Habermas, die Frankfurter Schule und der Krieg

1999 Moritz Nestor

Jürgen Habermas ist der prominenteste Wortführer der Dritten Generation der Frankfurter Schule. Als Nachfolger von Horkheimer geniesst er den Ruf des Erbverwalters der Frankfurter Schule. Habermas hatte 1964 den Lehrstuhl für Philosophie und Soziologie an der Universität Frankfurt von Max Horkheimer übernommen, dem langjährigen Leiter des Instituts für Sozialforschung zu Frankfurt und zusammen mit Theodor Adorno Mitbegründer der Frankfurter Schule.

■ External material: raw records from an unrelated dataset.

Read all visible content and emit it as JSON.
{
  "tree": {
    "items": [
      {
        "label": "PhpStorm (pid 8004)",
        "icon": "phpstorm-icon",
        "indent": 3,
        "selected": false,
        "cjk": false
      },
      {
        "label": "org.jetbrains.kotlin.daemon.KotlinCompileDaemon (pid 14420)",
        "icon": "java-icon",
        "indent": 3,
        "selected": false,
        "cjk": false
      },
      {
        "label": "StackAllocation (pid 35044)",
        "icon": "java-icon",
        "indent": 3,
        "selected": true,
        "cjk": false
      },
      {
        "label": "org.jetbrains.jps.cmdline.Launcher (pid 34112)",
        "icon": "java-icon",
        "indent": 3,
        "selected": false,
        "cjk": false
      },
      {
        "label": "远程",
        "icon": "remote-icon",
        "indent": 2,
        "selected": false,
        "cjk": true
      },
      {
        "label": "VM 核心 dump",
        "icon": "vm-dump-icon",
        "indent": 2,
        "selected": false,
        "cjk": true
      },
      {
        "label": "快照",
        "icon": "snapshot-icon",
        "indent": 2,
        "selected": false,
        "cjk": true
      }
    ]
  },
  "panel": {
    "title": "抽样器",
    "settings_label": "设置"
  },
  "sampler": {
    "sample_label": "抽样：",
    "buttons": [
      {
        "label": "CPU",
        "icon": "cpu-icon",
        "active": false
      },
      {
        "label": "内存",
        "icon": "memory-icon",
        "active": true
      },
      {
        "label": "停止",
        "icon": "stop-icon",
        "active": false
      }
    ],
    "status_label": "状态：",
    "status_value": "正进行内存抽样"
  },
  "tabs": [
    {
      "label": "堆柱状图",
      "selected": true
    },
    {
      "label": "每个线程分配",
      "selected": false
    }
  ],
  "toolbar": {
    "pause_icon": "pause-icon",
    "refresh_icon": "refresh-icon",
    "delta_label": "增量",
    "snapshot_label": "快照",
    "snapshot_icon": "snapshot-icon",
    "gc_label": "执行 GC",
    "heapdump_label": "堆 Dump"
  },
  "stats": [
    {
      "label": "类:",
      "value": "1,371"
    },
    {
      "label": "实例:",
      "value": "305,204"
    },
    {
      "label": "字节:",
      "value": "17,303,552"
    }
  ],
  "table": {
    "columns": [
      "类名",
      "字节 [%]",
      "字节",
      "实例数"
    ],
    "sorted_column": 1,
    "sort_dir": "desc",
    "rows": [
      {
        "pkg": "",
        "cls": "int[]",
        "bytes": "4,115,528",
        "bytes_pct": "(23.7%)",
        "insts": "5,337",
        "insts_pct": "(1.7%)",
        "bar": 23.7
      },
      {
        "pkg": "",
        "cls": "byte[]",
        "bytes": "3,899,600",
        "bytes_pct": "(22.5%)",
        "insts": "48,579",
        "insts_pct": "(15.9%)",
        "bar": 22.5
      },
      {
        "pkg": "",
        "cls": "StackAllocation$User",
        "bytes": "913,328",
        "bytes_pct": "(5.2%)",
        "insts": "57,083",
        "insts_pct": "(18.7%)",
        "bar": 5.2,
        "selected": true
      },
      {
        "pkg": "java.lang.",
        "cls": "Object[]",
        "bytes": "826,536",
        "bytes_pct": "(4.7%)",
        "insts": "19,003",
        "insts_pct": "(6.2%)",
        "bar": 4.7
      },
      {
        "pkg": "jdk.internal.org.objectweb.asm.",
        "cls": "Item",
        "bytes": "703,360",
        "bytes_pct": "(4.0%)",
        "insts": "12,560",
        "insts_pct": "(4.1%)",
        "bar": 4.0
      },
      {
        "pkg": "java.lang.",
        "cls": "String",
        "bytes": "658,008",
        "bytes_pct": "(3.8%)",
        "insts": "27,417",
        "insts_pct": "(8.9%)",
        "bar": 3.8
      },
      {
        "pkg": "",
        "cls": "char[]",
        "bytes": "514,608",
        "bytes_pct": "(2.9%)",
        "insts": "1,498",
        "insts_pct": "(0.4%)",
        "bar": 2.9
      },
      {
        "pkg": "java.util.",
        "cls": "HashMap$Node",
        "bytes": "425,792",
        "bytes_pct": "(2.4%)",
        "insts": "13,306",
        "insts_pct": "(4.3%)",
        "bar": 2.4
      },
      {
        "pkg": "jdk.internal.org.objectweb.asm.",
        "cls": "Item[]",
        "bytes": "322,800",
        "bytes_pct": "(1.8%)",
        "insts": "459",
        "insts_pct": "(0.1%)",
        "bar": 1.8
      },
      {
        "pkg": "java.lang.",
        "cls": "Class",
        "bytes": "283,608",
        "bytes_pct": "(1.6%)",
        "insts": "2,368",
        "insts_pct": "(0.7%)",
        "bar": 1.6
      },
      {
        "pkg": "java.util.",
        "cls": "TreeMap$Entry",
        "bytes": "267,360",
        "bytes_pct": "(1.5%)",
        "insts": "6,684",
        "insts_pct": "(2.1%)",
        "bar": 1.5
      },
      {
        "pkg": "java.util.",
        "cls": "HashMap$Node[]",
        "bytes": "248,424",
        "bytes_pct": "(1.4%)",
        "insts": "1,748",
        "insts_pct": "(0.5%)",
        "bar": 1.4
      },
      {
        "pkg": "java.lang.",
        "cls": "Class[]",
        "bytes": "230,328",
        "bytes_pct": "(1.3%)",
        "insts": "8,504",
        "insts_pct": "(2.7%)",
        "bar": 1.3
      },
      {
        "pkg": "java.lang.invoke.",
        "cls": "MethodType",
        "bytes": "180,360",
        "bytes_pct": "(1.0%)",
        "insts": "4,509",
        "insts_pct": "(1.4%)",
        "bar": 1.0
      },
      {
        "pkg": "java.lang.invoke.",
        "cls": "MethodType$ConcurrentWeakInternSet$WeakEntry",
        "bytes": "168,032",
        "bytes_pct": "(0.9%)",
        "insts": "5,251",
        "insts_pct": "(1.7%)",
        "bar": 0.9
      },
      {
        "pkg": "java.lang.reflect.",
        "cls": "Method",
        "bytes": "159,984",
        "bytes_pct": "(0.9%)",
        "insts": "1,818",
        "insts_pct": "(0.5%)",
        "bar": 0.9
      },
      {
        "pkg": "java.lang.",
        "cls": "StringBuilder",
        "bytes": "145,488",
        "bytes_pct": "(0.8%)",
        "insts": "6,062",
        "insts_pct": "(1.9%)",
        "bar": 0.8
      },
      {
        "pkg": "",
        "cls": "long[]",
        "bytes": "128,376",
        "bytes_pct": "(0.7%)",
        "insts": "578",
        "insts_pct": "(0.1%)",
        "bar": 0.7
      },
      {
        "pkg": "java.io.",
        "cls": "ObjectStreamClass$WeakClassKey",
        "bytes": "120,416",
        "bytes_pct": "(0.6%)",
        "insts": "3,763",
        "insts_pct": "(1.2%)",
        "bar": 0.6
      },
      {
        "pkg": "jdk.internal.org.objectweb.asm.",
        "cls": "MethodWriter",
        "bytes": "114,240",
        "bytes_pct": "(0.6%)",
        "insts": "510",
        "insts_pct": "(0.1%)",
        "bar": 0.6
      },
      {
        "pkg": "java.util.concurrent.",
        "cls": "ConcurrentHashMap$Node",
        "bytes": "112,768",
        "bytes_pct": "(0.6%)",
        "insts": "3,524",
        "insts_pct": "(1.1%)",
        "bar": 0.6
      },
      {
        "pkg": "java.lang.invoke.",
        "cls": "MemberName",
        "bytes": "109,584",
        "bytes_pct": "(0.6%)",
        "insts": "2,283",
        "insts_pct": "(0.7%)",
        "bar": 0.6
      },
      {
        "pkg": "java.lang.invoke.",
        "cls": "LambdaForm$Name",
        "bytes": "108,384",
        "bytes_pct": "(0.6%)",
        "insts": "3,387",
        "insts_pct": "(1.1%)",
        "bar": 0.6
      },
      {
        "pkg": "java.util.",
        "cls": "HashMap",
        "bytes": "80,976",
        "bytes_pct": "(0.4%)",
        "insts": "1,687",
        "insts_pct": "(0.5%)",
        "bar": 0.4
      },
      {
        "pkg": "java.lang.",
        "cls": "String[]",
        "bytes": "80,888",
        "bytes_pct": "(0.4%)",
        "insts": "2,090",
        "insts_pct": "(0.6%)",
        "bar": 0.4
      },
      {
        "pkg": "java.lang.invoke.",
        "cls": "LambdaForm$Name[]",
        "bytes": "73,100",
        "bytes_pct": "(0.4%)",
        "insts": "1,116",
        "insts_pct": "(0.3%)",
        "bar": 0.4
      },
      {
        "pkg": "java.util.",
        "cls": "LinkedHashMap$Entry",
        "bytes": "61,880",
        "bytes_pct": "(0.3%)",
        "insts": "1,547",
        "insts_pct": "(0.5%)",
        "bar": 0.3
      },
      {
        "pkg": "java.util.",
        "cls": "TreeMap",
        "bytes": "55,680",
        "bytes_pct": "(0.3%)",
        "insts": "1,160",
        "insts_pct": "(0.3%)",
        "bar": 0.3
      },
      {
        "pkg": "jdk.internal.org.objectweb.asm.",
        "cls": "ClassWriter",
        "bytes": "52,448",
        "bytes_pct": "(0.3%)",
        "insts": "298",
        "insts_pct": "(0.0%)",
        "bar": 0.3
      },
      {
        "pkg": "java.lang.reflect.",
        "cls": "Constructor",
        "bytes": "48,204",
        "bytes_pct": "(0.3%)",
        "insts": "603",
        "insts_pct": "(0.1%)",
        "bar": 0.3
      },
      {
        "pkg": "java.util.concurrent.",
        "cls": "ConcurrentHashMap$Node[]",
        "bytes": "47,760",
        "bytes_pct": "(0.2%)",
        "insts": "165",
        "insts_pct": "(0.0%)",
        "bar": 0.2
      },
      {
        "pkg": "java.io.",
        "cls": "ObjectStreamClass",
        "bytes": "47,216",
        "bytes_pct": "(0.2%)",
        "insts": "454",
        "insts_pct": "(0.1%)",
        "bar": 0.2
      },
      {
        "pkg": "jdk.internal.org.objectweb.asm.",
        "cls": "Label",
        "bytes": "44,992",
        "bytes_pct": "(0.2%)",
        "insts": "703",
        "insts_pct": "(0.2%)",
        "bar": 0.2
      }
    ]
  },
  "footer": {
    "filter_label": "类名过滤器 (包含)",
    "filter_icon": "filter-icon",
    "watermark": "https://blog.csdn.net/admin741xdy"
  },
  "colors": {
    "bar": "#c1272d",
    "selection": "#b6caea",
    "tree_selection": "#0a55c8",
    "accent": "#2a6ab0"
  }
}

Als 1999 die sechste Woche des Kosovo-Krieges begonnen hat und Kritik und Zweifel daran mit jeder Bombennacht wuchsen, rechtfertigt Habermas in einem Artikel mit dem Titel «Bestialität und Humanität – Ein Krieg an der Grenze zwischen Recht und Moral» den Angriffskrieg der Nato gegen Kosovo und Serbien erneut. Während deutsche Soldaten wieder Tod und Verderben auf den Balkan brachten, wo einst Hitlers SS eingefallen war, machte Habermas aus der Kritische Theorie der Frankfurter Schule mit Nato-Argumenten eine Kriegstheorie.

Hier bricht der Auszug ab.